Ich war zwar in der letzten Nacht bei meiner Mami, war bei ihr als sie starb, aber in den Nächten davor habe ich sie alleine gelassen im Hospiz.
Und es war genauso wie bei Euch - ich hätte nicht damit gerechnet, dass es so schnell geht... Sie hatte den Tag wie üblich im Rollstuhl verbracht, sie hat fast normal gegessen - die meisten anderen Bewohner des Hospizes haben das Bett überhaupt nicht mehr verlassen, da dachte ich, wir haben noch mehr Zeit, dachte, ich muss mir meine Kraft noch einteilen...

Und genau wie ihr habe ich mich auch gescheut von einem "normalen" Ablauf abzuweichen, weil ich befürchtet hätte, meiner Mami damit Angst zu machen.

Ich habe mich sehr lange mit diesen Gedanken gequält - inzwischen habe ich mich halbwegs damit arrangiert, dass wir (wir beide - meine Mami und ich) das eben so gut gemacht haben, wie wir es konnten. Das, was ich eigentlich gewollt hätte (meine Mami retten, ihr alles Leid ersparen), konnte ich leider nicht...

Dass am Anfang die Erinnerungen an die Krankheit übermächtig sind, war bei mir auch so - viele Nächte habe ich geträumt, dass meine Mami krank ist und ich nicht helfen kann... Mit der Zeit ändert sich das und die Erinnerungen an den gesunden Menschen werden stärker...

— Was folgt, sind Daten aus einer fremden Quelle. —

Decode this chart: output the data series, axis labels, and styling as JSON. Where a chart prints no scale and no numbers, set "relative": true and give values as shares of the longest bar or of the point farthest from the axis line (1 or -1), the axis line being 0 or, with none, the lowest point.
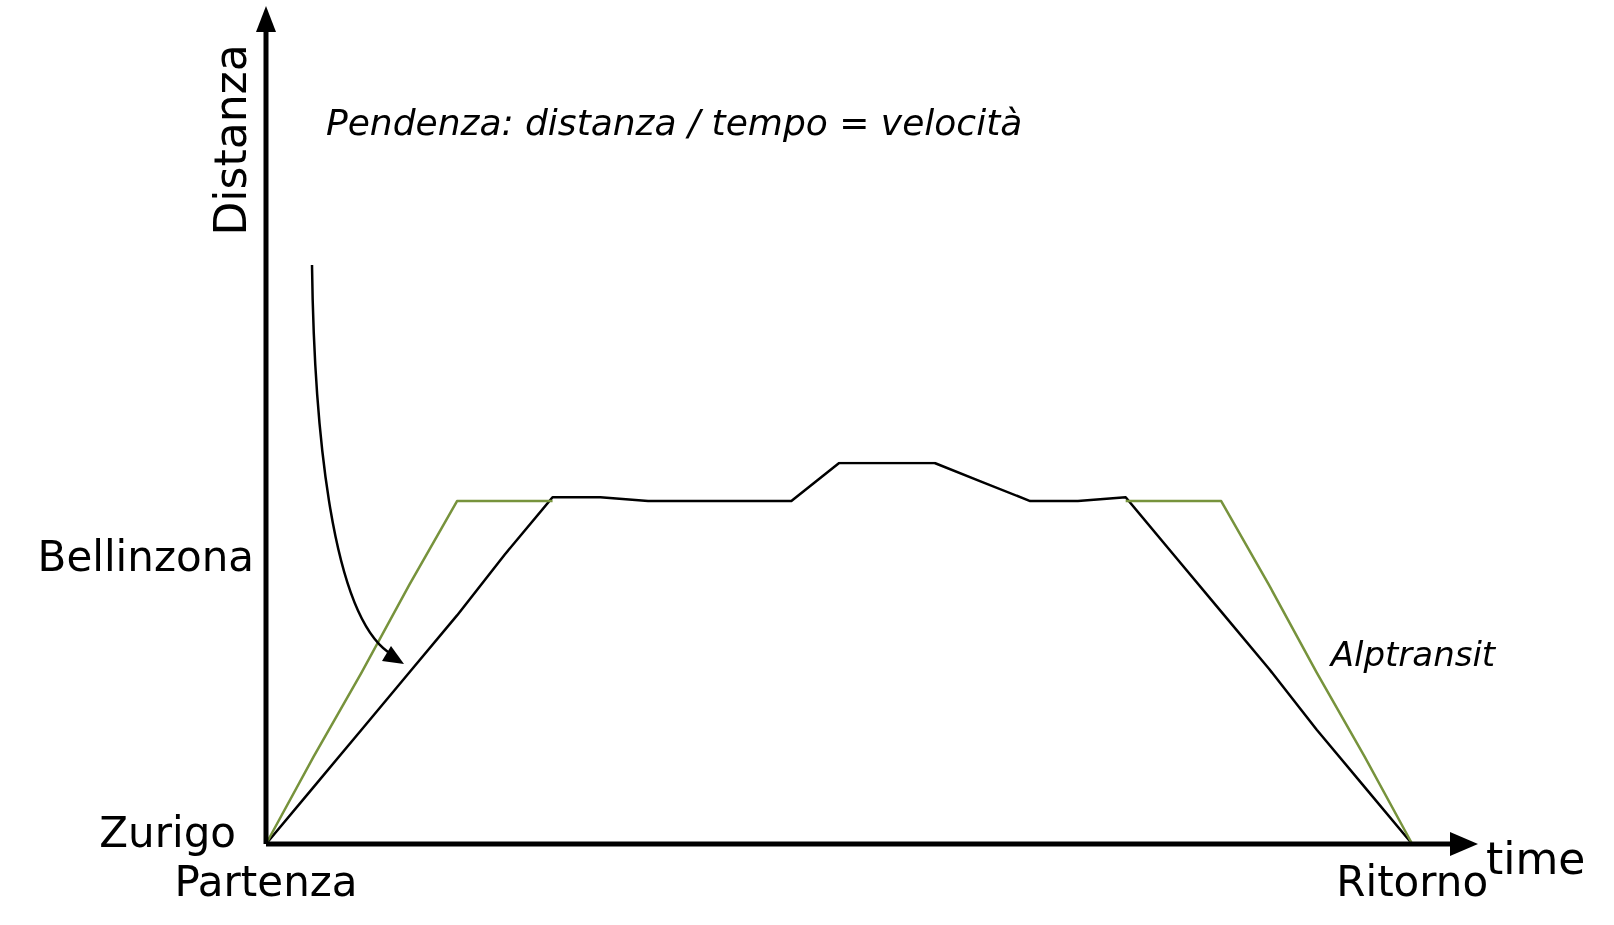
{
  "chart_data": {
    "type": "line",
    "xlabel": "time",
    "relative": true,
    "categories": [
      "Partenza",
      null,
      null,
      null,
      null,
      null,
      null,
      null,
      null,
      null,
      null,
      null,
      null,
      null,
      null,
      null,
      null,
      null,
      null,
      null,
      null,
      null,
      null,
      null,
      "Ritorno",
      null
    ],
    "annotations": [
      "Pendenza: distanza / tempo = velocità",
      "Zurigo",
      "Bellinzona",
      "Distanza"
    ],
    "legend": false,
    "marker": "none",
    "line_style": "solid",
    "series": [
      {
        "color": "#000000",
        "values": [
          0,
          0.15,
          0.3,
          0.45,
          0.6,
          0.76,
          0.91,
          0.91,
          0.9,
          0.9,
          0.9,
          0.9,
          1,
          1,
          1,
          0.95,
          0.9,
          0.9,
          0.91,
          0.76,
          0.61,
          0.46,
          0.3,
          0.15,
          0,
          null
        ]
      },
      {
        "name": "Alptransit",
        "color": "#77933c",
        "values": [
          0,
          0.23,
          0.45,
          0.68,
          0.9,
          0.9,
          0.9,
          null,
          null,
          null,
          null,
          null,
          null,
          null,
          null,
          null,
          null,
          null,
          0.9,
          0.9,
          0.9,
          0.68,
          0.45,
          0.23,
          0,
          null
        ]
      }
    ]
  }
}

Und dass Du herzlos bist, brauchst Du sicher nicht zu befürchten - im Moment bist Du noch wie betäubt, das ist glaube ich eine sehr sinnvolle Schutzfunktion der Seele... Du wirst noch viel trauern und weinen, es wird immer wieder Wellen geben.

Es ist sehr viel, was jetzt zu verarbeiten ist, ich wünsche Dir viel Kraft und hoffe, Deine Mama und Du könnt Euch gegenseitig ein bißchen helfen.